Solar Cooler chills beverages, makes ice with sun power

No ice, no problem. The Solar Cooler uses solar panels to keep things chill in remote places, on the beach, or when camping out.

Amanda Kooser
Freelance writer Amanda C. Kooser covers gadgets and tech news with a twist for CNET. When not wallowing in weird gear and iPad apps for cats, she can be found tinkering with her 1956 DeSoto.
Amanda Kooser
2 min read
Solar Cooler
Chill out, man, with the Solar Cooler. Amanda Kooser/CNET

Back in 2004, Ryan McGann, an engineer by training, was sitting on the beach. He was getting hot and his beer was getting warm. He thought to himself that there must be some way to harness the power of the sun to get the beer part of the equation right. That's when he built his first Solar Cooler prototype for his own use.

Years later, he's on the verge of launching the Solar Cooler as a consumer product by way of crowdfunding. The project should be live soon, likely on Indiegogo, to capitalize on the interest he's garnered from showing off a prototype at CES. The 50-pound cooler has solar panels on top, two big wheels to navigate beach sand, charging ports for your gadgets, and a battery that can last up to 10 hours.

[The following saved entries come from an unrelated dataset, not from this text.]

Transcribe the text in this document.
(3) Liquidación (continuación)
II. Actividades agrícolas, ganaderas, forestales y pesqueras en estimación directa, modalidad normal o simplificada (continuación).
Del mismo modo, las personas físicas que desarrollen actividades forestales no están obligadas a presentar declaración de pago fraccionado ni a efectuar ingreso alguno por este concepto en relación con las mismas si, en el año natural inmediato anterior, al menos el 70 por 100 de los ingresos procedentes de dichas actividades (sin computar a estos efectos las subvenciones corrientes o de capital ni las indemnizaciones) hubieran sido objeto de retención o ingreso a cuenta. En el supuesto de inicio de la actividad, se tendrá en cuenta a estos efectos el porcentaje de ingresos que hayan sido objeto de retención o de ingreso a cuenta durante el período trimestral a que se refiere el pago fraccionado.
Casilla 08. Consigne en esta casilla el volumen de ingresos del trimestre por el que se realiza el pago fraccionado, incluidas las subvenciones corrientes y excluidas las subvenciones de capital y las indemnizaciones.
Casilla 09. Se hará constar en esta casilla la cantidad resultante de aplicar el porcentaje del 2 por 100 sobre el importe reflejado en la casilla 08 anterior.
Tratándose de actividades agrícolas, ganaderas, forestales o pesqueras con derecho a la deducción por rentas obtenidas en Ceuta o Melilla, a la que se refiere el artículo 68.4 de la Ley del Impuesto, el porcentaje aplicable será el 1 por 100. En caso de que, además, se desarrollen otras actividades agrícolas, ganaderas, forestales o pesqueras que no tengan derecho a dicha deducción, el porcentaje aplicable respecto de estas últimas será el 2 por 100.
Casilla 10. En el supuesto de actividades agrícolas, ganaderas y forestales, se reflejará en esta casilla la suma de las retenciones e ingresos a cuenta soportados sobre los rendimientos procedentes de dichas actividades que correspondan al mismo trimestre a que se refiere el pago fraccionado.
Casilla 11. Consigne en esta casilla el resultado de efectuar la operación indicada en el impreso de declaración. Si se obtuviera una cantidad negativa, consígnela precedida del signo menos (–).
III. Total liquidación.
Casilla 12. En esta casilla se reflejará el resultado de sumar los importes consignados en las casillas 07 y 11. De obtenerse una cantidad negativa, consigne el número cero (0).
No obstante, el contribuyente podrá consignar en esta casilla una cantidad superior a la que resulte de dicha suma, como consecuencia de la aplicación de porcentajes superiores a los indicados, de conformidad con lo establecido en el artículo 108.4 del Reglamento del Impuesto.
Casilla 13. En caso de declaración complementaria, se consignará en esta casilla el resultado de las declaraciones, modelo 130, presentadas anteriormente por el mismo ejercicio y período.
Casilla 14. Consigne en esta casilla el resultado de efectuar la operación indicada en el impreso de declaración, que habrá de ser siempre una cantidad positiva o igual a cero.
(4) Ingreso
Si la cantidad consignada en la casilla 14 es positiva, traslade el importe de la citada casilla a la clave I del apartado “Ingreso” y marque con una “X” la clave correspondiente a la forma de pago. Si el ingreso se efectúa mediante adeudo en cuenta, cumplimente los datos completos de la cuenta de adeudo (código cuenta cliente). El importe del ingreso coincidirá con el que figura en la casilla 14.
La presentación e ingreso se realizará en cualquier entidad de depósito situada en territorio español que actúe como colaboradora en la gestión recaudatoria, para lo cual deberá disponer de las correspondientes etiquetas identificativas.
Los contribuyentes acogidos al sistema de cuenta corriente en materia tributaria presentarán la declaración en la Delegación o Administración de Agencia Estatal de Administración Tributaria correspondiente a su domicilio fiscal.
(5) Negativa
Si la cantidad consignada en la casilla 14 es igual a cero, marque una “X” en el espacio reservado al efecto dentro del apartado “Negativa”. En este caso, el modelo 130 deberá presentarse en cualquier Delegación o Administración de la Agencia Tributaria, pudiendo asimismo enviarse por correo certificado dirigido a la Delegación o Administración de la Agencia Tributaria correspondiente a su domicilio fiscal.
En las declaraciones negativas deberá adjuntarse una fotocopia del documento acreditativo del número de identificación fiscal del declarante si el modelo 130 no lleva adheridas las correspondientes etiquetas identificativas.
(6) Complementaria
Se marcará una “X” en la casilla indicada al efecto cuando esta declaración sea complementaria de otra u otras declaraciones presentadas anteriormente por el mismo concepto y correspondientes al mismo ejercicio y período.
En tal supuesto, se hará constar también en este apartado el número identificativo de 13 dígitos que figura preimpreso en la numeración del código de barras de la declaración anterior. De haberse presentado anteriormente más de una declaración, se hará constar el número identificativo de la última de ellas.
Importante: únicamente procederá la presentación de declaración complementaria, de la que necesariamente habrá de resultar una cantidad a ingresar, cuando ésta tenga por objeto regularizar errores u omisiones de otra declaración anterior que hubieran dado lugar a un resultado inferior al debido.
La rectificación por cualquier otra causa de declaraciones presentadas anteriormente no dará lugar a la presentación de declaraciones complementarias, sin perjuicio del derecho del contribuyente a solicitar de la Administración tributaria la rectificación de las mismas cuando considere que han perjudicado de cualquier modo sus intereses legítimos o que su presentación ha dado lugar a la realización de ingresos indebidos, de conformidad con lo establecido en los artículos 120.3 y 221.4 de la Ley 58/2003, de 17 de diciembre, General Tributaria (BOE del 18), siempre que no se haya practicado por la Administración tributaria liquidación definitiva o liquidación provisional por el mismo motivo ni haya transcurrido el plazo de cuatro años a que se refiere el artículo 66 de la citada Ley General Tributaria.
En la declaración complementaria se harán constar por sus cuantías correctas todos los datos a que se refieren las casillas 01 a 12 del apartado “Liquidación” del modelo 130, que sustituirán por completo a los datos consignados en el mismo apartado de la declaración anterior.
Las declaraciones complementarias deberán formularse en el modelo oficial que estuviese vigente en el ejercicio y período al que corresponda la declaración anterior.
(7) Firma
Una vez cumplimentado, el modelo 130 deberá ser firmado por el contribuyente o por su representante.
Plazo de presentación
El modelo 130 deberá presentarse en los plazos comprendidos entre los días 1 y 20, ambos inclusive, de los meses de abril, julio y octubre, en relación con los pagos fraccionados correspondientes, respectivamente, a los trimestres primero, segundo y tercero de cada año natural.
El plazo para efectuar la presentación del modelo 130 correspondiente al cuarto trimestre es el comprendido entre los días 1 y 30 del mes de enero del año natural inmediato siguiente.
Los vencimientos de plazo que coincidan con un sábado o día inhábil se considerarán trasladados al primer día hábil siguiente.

The cooler is plenty big. You could stock a whole beach party worth of beverages inside. It gets so cold, you can even make ice. At this point, you may be getting all excited about the concept, but the first round will be pretty much geared for well-heeled early adopters. Each Solar Cooler is expected to retail for about $1,200.

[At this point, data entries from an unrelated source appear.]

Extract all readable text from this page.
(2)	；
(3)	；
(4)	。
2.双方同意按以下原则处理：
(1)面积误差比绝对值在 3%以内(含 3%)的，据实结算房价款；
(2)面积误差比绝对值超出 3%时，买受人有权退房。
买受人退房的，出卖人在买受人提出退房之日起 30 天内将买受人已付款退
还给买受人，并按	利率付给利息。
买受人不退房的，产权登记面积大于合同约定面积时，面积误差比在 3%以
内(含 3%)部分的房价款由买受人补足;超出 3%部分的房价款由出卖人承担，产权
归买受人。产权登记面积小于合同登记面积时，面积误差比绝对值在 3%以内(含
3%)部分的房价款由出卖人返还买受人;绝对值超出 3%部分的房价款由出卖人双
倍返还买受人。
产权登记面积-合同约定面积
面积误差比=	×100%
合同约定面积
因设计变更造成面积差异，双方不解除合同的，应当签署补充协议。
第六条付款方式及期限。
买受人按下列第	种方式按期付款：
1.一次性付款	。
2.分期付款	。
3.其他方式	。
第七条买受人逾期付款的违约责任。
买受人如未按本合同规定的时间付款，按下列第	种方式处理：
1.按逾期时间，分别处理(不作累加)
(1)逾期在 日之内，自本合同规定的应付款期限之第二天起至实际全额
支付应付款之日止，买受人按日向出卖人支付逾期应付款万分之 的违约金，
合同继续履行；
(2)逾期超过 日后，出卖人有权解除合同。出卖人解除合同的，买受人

The Solar Cooler isn't just all beer and beaches. The company is also working on a version for medical transportation to safely move sensitive items like vaccines through remote areas, particularly in developing countries where refrigeration is a big issue. McGann hopes money raised from the consumer model of the Solar Cooler will fund development of the medical transportation version.

That sort of makes the Solar Cooler a beer chiller with a heart of gold. It's a fun idea and its super-cold capabilities could make it appealing for people who really are far away from an outlet and don't mind dropping the cash to harness that power.